The Sicilian Inheritance by Jo Piazza
Published by Dutton
Publication date: April 2, 2024
Genres: Fiction, Cultural, Historical, Mystery
Bookshop, Amazon
Sara is at a low point when her favorite aunt dies. Her well-reviewed restaurant has closed, she’s bankrupt, and her husband is leaving her and wants custody of their daughter. It’s a mixed blessing when she’s given a letter left to her by the aunt containing a final request, a deed for a piece of land in Sicily, and a plane ticket there. This is the intriguing groundwork laid out by Jo Piazza in her new novel, The Sicilian Inheritance.
Aunt Rosie has been Sara’s north star for most of her life thanks to her ‘take no prisoners’ attitude towards the world. She believed in Sara when she didn’t believe in herself, so while embracing depression is her first instinct she ignores it and heads to Sicily. The request, when she gets there, is not a simple one. Rosie wants to know the truth behind the death of the mother she never met.
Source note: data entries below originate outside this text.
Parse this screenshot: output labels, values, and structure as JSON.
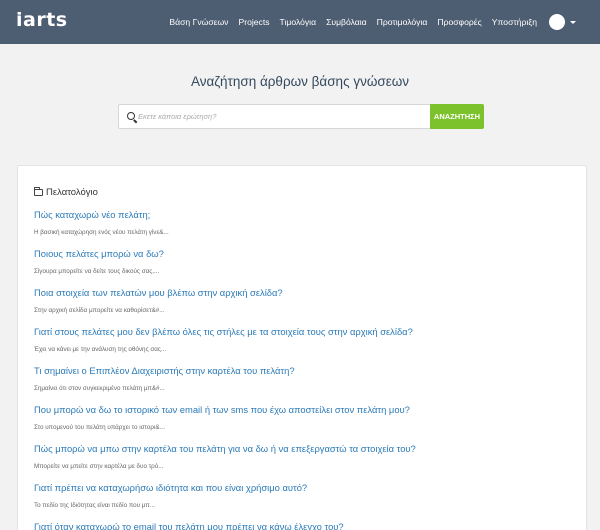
{
  "header": {
    "logo": "iarts",
    "nav": [
      "Βάση Γνώσεων",
      "Projects",
      "Τιμολόγια",
      "Συμβόλαια",
      "Προτιμολόγια",
      "Προσφορές",
      "Υποστήριξη"
    ],
    "avatar_icon": "user-avatar",
    "dropdown_icon": "caret-down-icon"
  },
  "hero": {
    "title": "Αναζήτηση άρθρων βάσης γνώσεων",
    "search_placeholder": "Εκετε κάποια ερώτηση?",
    "search_value": "",
    "search_button": "ΑΝΑΖΗΤΗΣΗ"
  },
  "colors": {
    "navbar": "#4d5d72",
    "accent_button": "#7cc22c",
    "link": "#2a7ab8"
  },
  "category": {
    "icon": "folder-icon",
    "name": "Πελατολόγιο"
  },
  "articles": [
    {
      "title": "Πώς καταχωρώ νέο πελάτη;",
      "excerpt": "Η βασική καταχώρηση ενός νέου πελάτη γίνε&..."
    },
    {
      "title": "Ποιους πελάτες μπορώ να δω?",
      "excerpt": "Σίγουρα μπορείτε να δείτε τους δικούς σας,..."
    },
    {
      "title": "Ποια στοιχεία των πελατών μου βλέπω στην αρχική σελίδα?",
      "excerpt": "Στην αρχική σελίδα μπορείτε να καθορίσετ&#..."
    },
    {
      "title": "Γιατί στους πελάτες μου δεν βλέπω όλες τις στήλες με τα στοιχεία τους στην αρχική σελίδα?",
      "excerpt": "Έχει να κάνει με την ανάλυση της οθόνης σας..."
    },
    {
      "title": "Τι σημαίνει ο Επιπλέον Διαχειριστής στην καρτέλα του πελάτη?",
      "excerpt": "Σημαίνει ότι στον συγκεκριμένο πελάτη μπ&#..."
    },
    {
      "title": "Που μπορώ να δω το ιστορικό των email ή των sms που έχω αποστείλει στον πελάτη μου?",
      "excerpt": "Στο υπομενού του πελάτη υπάρχει το ιστορι&..."
    },
    {
      "title": "Πώς μπορώ να μπω στην καρτέλα του πελάτη για να δω ή να επεξεργαστώ τα στοιχεία του?",
      "excerpt": "Μπορείτε να μπείτε στην καρτέλα με δυο τρό..."
    },
    {
      "title": "Γιατί πρέπει να καταχωρήσω ιδιότητα και που είναι χρήσιμο αυτό?",
      "excerpt": "Το πεδίο της Ιδιότητας είναι πεδίο που μπ..."
    },
    {
      "title": "Γιατί όταν καταχωρώ το email του πελάτη μου πρέπει να κάνω έλεγχο του?",
      "excerpt": ""
    }
  ]
}
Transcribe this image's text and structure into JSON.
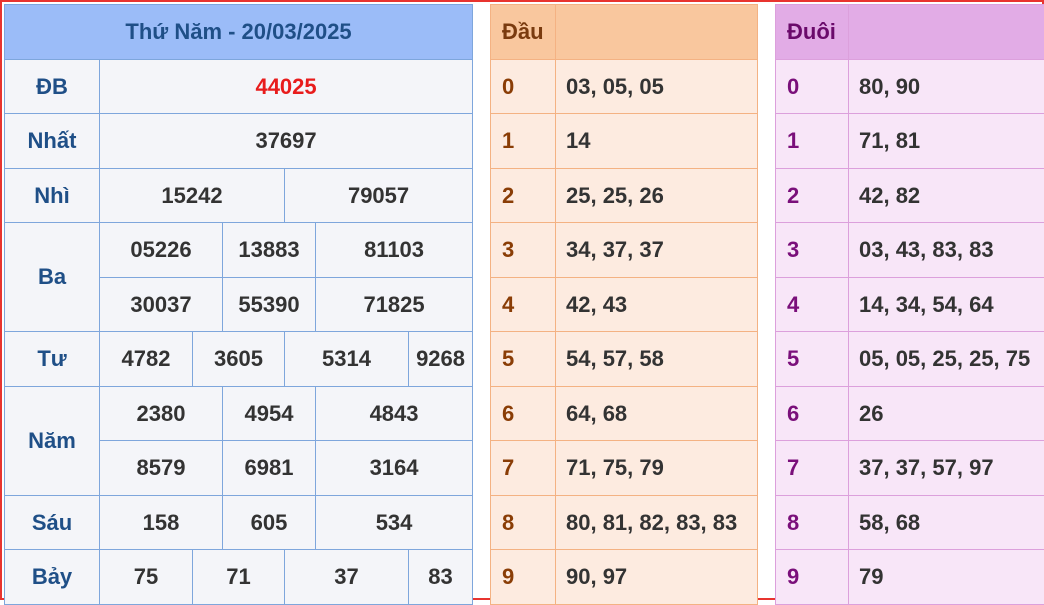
{
  "results": {
    "title": "Thứ Năm - 20/03/2025",
    "rows": [
      {
        "label": "ĐB",
        "numbers": [
          "44025"
        ]
      },
      {
        "label": "Nhất",
        "numbers": [
          "37697"
        ]
      },
      {
        "label": "Nhì",
        "numbers": [
          "15242",
          "79057"
        ]
      },
      {
        "label": "Ba",
        "numbers": [
          "05226",
          "13883",
          "81103",
          "30037",
          "55390",
          "71825"
        ]
      },
      {
        "label": "Tư",
        "numbers": [
          "4782",
          "3605",
          "5314",
          "9268"
        ]
      },
      {
        "label": "Năm",
        "numbers": [
          "2380",
          "4954",
          "4843",
          "8579",
          "6981",
          "3164"
        ]
      },
      {
        "label": "Sáu",
        "numbers": [
          "158",
          "605",
          "534"
        ]
      },
      {
        "label": "Bảy",
        "numbers": [
          "75",
          "71",
          "37",
          "83"
        ]
      }
    ]
  },
  "dau": {
    "header": "Đầu",
    "rows": [
      {
        "key": "0",
        "values": "03, 05, 05"
      },
      {
        "key": "1",
        "values": "14"
      },
      {
        "key": "2",
        "values": "25, 25, 26"
      },
      {
        "key": "3",
        "values": "34, 37, 37"
      },
      {
        "key": "4",
        "values": "42, 43"
      },
      {
        "key": "5",
        "values": "54, 57, 58"
      },
      {
        "key": "6",
        "values": "64, 68"
      },
      {
        "key": "7",
        "values": "71, 75, 79"
      },
      {
        "key": "8",
        "values": "80, 81, 82, 83, 83"
      },
      {
        "key": "9",
        "values": "90, 97"
      }
    ]
  },
  "duoi": {
    "header": "Đuôi",
    "rows": [
      {
        "key": "0",
        "values": "80, 90"
      },
      {
        "key": "1",
        "values": "71, 81"
      },
      {
        "key": "2",
        "values": "42, 82"
      },
      {
        "key": "3",
        "values": "03, 43, 83, 83"
      },
      {
        "key": "4",
        "values": "14, 34, 54, 64"
      },
      {
        "key": "5",
        "values": "05, 05, 25, 25, 75"
      },
      {
        "key": "6",
        "values": "26"
      },
      {
        "key": "7",
        "values": "37, 37, 57, 97"
      },
      {
        "key": "8",
        "values": "58, 68"
      },
      {
        "key": "9",
        "values": "79"
      }
    ]
  }
}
Family lore has it Serafina died from illness before she could join her husband and children in America. But the deed for the land has never been discussed.
There are two stories being told in The Sicilian Inheritance, that of Sara in the present day as she navigates the patriarchal culture of Sicily in an effort to get answers about the land and that of Serafina and her life in the early 1900s. Married while still a teen, she’s the mother to several young sons when her husband leaves for America to try and make a better life for them. Life in their small village is difficult and Sara finds much of it to be unchanged when she arrives.
The chapters in The Sicilian Inheritance alternate between the two women which could be jarring, but actually goes a long way to illustrating how little has changed on the island. On a broader level, she explores the same theme, but in a positive way, regarding women. Not just Serafina and Sara, but all of the women portrayed in the novel. They’re an eclectic group spanning a century, but aspects of each of them are recognizable to women everywhere.
Piazza is one of those writers whose talents can expand to deeper subjects (We Are Not Like Them) or float comfortably on the surface of vacation reading (Fitness Junkie). The Sicilian Inheritance falls in the sweet spot of the two. There is a mystery, twists and surprises, but there is the deeper message of the bonds between women. It makes for easy reading with a little something extra.